The war against pea-brains like “Mr One Way”, was not won with a nuclear bomb, but with thousands of pins placed by each of us who use bikes for transport and to look fuckable. It was won with hundreds of blogs such as this one and this one, by treadlie magazine and the likes, and by people like these and these who took the gamble and ordered bulk shipments of unfamiliar bikes out of Europe. It was won too, by millions of subversive acts performed by us all. Nonetheless, we aught to dance in the streets. We made non sportive cycling mainstream.

6 Comments

  1. Edward says:

    Great post. I think you’re right. I was in Melbourne recently. St Kilda Road in the afternoon reminded me of those marketing videos of Portland Oregon. Cyclists were everywhere. In particular, lots of normally dressed women on sit up cycles and lots of groovy chicks on fixies. Not as much helmet freedom as I saw in Sydney and Canberra but that might have something to do with the very eager Victorian police.
    Times certainly have changed. The attitude demonstrated by Mr One-Way is thankfully a thing of the past.
    I think I need a new bike. My old hybrid does not make me look fuckable. A Vanmoof might do the job.

  2. Steven says:

    Oh no, don’t get a Vanmoof. Is there anyone out there willing to write a “queer eye for the straight guy” type column, here on this blog, to help guys like Edward off of their hybrids? Ed, send me some pictures and a little info about yourself, and we’ll see about making you over.

  3. Edward says:

    Ooh, are you sure?
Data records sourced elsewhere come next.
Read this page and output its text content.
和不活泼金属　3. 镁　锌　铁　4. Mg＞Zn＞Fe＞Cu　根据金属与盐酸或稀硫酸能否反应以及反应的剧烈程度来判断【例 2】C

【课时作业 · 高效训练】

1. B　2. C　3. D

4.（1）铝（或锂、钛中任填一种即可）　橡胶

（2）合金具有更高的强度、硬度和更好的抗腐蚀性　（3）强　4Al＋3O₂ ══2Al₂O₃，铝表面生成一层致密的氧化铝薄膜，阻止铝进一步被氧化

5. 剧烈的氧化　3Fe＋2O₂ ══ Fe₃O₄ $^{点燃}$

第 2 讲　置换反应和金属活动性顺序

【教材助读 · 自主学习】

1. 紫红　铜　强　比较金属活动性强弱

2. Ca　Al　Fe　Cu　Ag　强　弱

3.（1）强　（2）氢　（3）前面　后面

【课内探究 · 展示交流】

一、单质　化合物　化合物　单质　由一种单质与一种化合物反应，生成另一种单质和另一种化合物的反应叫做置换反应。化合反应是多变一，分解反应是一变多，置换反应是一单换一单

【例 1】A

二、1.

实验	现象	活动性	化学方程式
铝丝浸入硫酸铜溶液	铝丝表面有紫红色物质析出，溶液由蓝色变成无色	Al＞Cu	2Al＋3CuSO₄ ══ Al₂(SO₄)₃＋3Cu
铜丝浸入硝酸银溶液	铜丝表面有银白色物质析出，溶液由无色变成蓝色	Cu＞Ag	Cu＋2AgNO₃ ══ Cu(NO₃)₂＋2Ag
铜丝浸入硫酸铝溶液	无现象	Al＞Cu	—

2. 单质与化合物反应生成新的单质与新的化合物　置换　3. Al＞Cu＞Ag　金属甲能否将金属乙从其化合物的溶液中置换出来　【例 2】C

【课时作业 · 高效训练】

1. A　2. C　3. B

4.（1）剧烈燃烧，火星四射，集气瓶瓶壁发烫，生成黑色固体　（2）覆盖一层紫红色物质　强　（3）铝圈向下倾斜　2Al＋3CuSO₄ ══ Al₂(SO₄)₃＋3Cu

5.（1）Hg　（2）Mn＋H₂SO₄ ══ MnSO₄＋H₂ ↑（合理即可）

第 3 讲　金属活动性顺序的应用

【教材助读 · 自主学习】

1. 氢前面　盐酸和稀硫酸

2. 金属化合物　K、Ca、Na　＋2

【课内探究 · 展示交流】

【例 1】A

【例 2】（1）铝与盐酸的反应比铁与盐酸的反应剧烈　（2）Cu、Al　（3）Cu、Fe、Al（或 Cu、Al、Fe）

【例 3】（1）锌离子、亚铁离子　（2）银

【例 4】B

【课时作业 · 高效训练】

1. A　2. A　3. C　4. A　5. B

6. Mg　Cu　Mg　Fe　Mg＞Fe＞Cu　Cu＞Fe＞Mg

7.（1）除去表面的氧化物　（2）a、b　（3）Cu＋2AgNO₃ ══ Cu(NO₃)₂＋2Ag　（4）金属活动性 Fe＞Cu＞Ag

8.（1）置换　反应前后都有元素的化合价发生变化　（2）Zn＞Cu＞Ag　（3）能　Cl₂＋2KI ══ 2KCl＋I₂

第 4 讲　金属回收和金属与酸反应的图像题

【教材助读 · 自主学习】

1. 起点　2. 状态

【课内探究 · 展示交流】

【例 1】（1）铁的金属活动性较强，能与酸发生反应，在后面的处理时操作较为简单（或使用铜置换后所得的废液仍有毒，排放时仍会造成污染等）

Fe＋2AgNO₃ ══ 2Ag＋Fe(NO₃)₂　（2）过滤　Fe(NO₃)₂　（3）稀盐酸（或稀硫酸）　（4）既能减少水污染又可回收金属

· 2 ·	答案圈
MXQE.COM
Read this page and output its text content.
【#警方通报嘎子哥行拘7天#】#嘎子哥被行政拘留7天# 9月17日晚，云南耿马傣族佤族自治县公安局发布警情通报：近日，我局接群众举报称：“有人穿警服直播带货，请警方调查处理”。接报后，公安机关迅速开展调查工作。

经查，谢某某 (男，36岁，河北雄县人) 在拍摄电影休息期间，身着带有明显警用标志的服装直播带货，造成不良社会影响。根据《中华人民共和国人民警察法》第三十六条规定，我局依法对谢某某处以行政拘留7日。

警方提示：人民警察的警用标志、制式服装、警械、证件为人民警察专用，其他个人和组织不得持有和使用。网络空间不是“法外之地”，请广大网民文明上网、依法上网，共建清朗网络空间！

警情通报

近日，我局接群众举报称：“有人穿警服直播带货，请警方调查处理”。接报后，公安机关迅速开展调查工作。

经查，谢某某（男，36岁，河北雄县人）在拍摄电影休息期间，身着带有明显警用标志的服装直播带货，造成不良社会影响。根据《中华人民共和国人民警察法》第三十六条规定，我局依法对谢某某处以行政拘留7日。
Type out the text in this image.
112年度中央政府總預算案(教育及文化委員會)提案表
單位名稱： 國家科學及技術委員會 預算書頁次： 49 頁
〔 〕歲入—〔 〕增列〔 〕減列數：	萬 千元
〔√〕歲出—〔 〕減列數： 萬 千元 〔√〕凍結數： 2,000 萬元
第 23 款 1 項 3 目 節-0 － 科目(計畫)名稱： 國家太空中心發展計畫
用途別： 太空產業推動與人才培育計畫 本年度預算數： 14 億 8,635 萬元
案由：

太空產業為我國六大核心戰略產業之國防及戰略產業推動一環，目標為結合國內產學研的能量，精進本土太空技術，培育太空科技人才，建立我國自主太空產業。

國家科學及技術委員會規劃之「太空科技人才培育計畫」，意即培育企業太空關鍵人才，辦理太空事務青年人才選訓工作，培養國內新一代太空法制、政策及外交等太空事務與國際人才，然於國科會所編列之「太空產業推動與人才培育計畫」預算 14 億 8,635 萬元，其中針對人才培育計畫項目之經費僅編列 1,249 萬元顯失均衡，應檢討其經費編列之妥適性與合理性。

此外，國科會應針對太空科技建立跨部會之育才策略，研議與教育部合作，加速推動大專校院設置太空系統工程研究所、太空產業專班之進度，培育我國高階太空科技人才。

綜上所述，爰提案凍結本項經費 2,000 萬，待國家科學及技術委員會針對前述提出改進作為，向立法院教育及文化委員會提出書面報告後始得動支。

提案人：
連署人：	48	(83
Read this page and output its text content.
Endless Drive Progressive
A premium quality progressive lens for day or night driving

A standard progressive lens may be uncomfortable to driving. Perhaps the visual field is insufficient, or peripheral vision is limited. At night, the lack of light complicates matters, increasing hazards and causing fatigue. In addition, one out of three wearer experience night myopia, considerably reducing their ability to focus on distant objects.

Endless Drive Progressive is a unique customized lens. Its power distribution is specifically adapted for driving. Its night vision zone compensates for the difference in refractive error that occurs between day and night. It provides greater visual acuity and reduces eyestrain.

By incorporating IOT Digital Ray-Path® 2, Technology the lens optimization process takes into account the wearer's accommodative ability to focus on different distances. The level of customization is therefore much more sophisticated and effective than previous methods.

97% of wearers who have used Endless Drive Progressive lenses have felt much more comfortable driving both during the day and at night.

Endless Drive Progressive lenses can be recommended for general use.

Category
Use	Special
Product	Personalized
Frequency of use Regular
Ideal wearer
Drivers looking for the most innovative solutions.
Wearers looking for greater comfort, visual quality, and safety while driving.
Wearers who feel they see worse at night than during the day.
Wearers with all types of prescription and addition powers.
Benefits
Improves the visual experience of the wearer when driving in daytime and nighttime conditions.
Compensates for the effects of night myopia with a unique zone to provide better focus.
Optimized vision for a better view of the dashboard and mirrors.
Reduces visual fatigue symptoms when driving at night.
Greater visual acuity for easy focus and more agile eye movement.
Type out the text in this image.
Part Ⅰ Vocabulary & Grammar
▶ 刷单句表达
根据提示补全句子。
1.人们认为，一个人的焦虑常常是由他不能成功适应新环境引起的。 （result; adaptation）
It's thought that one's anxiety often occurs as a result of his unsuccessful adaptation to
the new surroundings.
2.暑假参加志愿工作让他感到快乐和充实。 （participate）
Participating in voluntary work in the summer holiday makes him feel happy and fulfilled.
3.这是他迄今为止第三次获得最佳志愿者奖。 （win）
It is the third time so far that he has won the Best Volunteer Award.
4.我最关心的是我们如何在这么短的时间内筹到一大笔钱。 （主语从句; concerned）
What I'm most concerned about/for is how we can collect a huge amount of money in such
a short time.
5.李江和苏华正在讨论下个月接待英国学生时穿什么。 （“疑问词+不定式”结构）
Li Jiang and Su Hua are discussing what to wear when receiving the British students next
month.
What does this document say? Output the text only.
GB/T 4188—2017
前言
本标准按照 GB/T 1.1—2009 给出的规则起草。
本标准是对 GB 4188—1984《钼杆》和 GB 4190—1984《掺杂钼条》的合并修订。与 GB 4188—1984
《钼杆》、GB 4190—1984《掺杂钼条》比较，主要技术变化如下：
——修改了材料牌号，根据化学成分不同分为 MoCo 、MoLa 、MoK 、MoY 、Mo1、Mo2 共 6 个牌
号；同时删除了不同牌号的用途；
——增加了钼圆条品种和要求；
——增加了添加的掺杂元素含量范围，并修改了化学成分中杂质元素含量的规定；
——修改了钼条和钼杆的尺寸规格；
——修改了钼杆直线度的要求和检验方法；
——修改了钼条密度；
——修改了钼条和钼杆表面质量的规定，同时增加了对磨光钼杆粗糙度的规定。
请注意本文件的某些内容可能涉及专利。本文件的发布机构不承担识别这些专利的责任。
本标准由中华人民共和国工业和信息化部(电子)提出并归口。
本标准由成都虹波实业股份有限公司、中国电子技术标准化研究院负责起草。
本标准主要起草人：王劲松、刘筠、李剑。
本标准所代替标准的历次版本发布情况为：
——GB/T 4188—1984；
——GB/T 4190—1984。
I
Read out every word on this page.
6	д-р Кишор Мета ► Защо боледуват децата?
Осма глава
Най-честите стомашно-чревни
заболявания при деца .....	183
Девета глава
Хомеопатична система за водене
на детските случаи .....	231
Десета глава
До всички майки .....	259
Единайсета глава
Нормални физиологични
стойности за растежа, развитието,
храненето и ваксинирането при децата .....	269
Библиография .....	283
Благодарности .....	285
It’s not pretty: lawyer, early 40s, prematurely greying, could be fitter around the midriff, wears beige cargo shorts and a Gazman polo shirt while riding, etc.

    • Steven says:

      Or, “professional man in his prime, girth to show he’s not a narcissist, neatly kept salt-n-pepper hair, self assured with nothing to prove with his clothes.” Let’s put you on a bike that drives women mad, to know they can’t have you, and keeps your own lass acting all nice. I’m seeing you dressed more like John Boy Walton, and riding something like this: http://www.rapha.cc/beloved-every-day

  4. Ian Menzies says:

    hee hee.The same thing happened to me in my one way street.Here’s my theory.Most blokes who wear lycra and ride in packs are’team players’.And as we all know,team players like to play by the rules.Obviously,you’ve offended their sense of fair play,you renegade,you.

    • Steven says:

      they hate it too, when I draft their teams the whole race, then sprint past at the line. Great theory anyway, and sympathetic to competitors who perform a great service.